Saturday, March 30, 2019

Any port in a storm!

Gopher, of course, runs off of port 70, and has since the Gopher RFC 1436 from March, 1993. Since that, many protocols have embraced using SSL (or TLS in its more modern and secure form), often preferring to send all SSL-protected and encrypted data over some other port. HTTP, for example, uses port 80 for unencrypted traffic and 443 for encrypted traffic.

Heat map for the most popular ports in GopherSpace


So what about poor Gopher? How do Gophers in the wild handle SSL/TLS? I've seen a gopher/s protocol on the internet where if a port number is > 100,000 then it's assumed to be TLS. That has the problem that although it's a technically valid URL, some programs (like OneNote) don't seem to much like them.

Or khzea.net treats port 105 (normally the CSO port, and therefore pretty much unused in the real world) as the SSL port for Gopher.

What I want to know, of course, is the real-world distribution of port numbers in the existing GopherSpace. As always, I'm using the a bunch of data from an earlier Gopher crawl.

No surprise, the most common specifically mentioned port is port 70, the gopher port. There was just a single reference to a port > 100105, so the new standard of using very large ports to indicate SSL/TLS hasn't taken off yet.

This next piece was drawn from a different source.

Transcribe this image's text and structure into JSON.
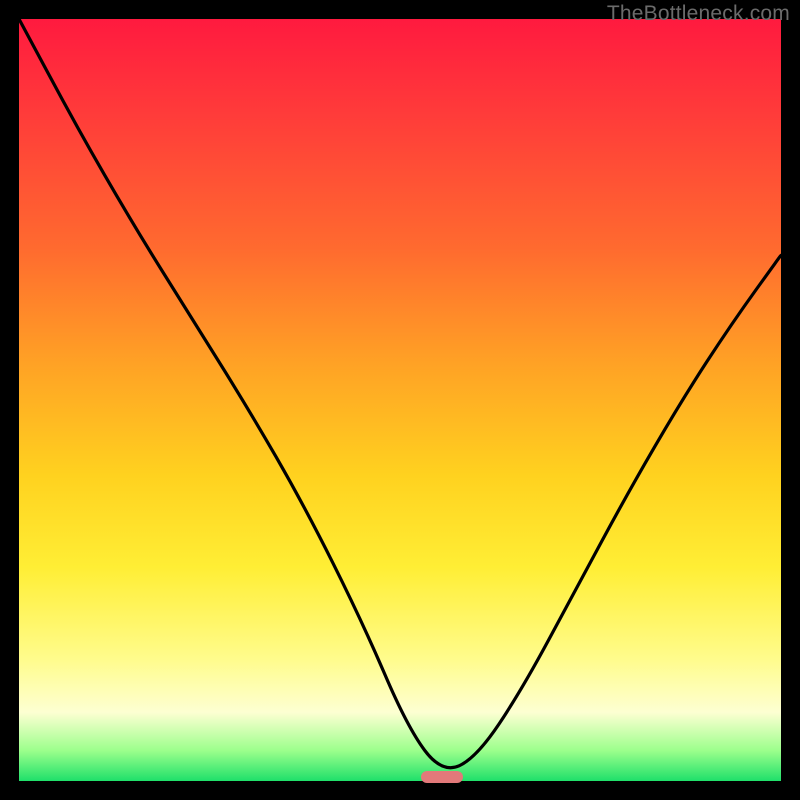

The file entry overwhelmingly uses port 70; failing that, port 9999 is popular.
The directory entry is also mostly port 70 (really, not a surprise at all), with port 9999 the second-most popular port along with a smattering of 7070 7006 and 7005 ports.
The HTTP (h) entry is also mostly port 70 with port 80 (the official HTTP port) being the runner-up
The info (i) entry has an unsurprisingly variance. Since the info entry isn't a selectable entry, the port and host for it aren't actually used; developers can pick whatever random values they want. On common value is no value at all
Lastly, the Image (I) entry is once again most commonly on port 3298 with essentially no variation. Interestingly, the GIF(g) entry is also essentially always on port 70.

What can we learn from all this? My biggest takeaway is that there are enough users of non-standard ports that any gopher client that's worth anything should use the given port numbers. I suspect that I'd get a lot more secure gopher (perhaps on port 105 like khzae.net does it) showing up on my Gopher scan if the scanner actually supported TLS/SSL Gopher -- right now, it won't correctly follow most of the secure Gopher links.

What I don't know how to do is to correctly follow a secure link. If I'm at a secure Gopher site (like maybe the gophers://khzae.net:105 site), should I simply assume that all links are secure links? Or should I assume that all non-70 links are? Or just the 105 links? I suspect that the only way to know is to try to pull data from each Gopher directory in both TLS/SSL mode and plain text mode, and see what works.

Saturday, March 9, 2019

All my character sets

Yet another post about Gopher. In yet another diversion, I'm looking at what character sets are used on Gopher menu pages (the Gopher type 1 directory listings).
In the table, you can see that plain ASCII is the clear winner; almost every directory entry is printable ASCII characters (e.g., with no control characters, escape, DEL or any type of 8-bit character).

What are the others? UTF8 is about twice as popular as LATIN1 even though the Gopher spec is pretty clear that LATIN1 is the correct encoding. After that comes ASCII with some control characters. 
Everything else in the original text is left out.